I "Giacomo" del Nuovo Testamento
Il Nuovo Testamento
parla di quattro "Giacomo" (tre dei quali furono molto vicini a Gesù) che non
vanno confusi. Il Giacomo che ci interessa non è Giacomo padre dell’apostolo
Giuda Taddeo (Mt 10:3; Lc 6:16), né alcuno dei due Giacomo che facevano parte
dei dodici, ossia Giacomo figlio di Zebedeo (fratello dell’apostolo Giovanni e
detto "il Maggiore", ucciso dal re Erode Agrippa II intorno al 44 d.C.: Mt
4:21-22, 10:2; At 12:2) e Giacomo figlio di Alfeo (Mt 10:3, 27:56, ecc.), detto
"il Minore" o "il Piccolo".
Il nostro Giacomo è
Giacomo "fratello di Gesù" (Mt 13:55-56; Mc 6:1-3), il quale, inizialmente, al
pari degli altri fratelli, non credeva in Gesù Messia (Gv 7:5), ma iniziò a
farlo dopo la risurrezione (1Cor 15:7). Era senz’altro fra i fratelli di Gesù
quando essi cercarono di parlare al Maestro attorniato dalla folla (credendo che
fosse impazzito: Mt 12:46-47; Mc 3:21.31-32; Lc 8:19-20), quando accompagnarono
Gesù verso Cafarnao (Gv 2:12) e quando tentarono di convincerlo a recarsi in
Giudea in occasione della festa delle Capanne (Gv 7:2-4). Fu, sempre assieme
agli altri fratelli di Gesù e alla mamma Maria, nel gruppo dei discepoli che
attendevano la discesa dello Spirito Santo in At 1:12-14, ed ebbe presto un
ruolo preminente nella chiesa di Gerusalemme (Gal 1:19, 2:1-13; At 12:17,
15:4ss., 21:17-26). Dal brano di 1Cor 9:5, desumiamo che era sposato. Come
abbiamo già ricordato, fu ucciso attorno al 62 d.C. è autore della lettera
neotestamentaria che porta il suo nome.
La testimonianza di Matteo, Marco e Paolo
Le testimonianze
archeologiche e storiche in generale sono importanti, in quanto possono – come
in tanti casi è già avvenuto – corroborare quanto dichiarato dalla Parola di Dio
e rafforzare nel convincimento dell’attendibilità della stessa.
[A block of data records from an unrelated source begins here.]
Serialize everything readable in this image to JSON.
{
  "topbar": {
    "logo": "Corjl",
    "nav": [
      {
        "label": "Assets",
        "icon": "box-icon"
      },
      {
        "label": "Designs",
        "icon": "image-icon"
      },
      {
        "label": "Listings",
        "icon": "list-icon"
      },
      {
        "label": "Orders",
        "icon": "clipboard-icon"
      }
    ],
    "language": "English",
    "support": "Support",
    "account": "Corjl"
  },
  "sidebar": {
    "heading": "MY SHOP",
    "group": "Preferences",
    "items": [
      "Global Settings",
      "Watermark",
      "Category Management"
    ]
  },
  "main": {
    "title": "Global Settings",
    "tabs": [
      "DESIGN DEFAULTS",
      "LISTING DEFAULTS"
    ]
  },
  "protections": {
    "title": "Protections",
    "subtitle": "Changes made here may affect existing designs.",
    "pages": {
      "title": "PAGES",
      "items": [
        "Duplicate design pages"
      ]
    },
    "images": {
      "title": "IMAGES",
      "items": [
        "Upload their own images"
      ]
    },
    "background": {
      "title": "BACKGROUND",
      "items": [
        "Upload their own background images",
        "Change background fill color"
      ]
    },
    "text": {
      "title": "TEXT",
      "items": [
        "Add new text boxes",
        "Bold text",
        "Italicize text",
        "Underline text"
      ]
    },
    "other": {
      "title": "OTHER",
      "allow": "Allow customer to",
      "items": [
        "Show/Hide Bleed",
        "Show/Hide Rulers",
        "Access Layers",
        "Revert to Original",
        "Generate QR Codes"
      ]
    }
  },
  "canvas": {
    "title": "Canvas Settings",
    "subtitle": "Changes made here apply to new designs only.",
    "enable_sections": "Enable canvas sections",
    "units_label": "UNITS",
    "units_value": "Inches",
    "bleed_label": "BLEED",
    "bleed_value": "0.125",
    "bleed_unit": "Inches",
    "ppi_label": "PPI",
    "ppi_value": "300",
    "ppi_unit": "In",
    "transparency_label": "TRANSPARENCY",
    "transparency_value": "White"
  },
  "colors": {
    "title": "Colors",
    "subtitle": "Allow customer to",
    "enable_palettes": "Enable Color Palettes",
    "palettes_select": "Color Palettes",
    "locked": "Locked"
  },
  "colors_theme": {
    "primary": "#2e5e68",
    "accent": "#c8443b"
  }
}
Ma l’ossario di
Giacomo – la cui scoperta è certamente ben accolta da chi crede nella Bibbia –
non fa che riportare a galla un’antica questione e polemica, che può benissimo
essere risolta anche con le sole Sacre Scritture (ho scelto, per i brani
riportati per esteso, La Bibbia Concordata, A. Mondadori, Milano 1982) .
Prendiamo dunque spunto dal ritrovamento di questo reperto per ribadire quanto
il Nuovo Testamento ci dice sull’argomento.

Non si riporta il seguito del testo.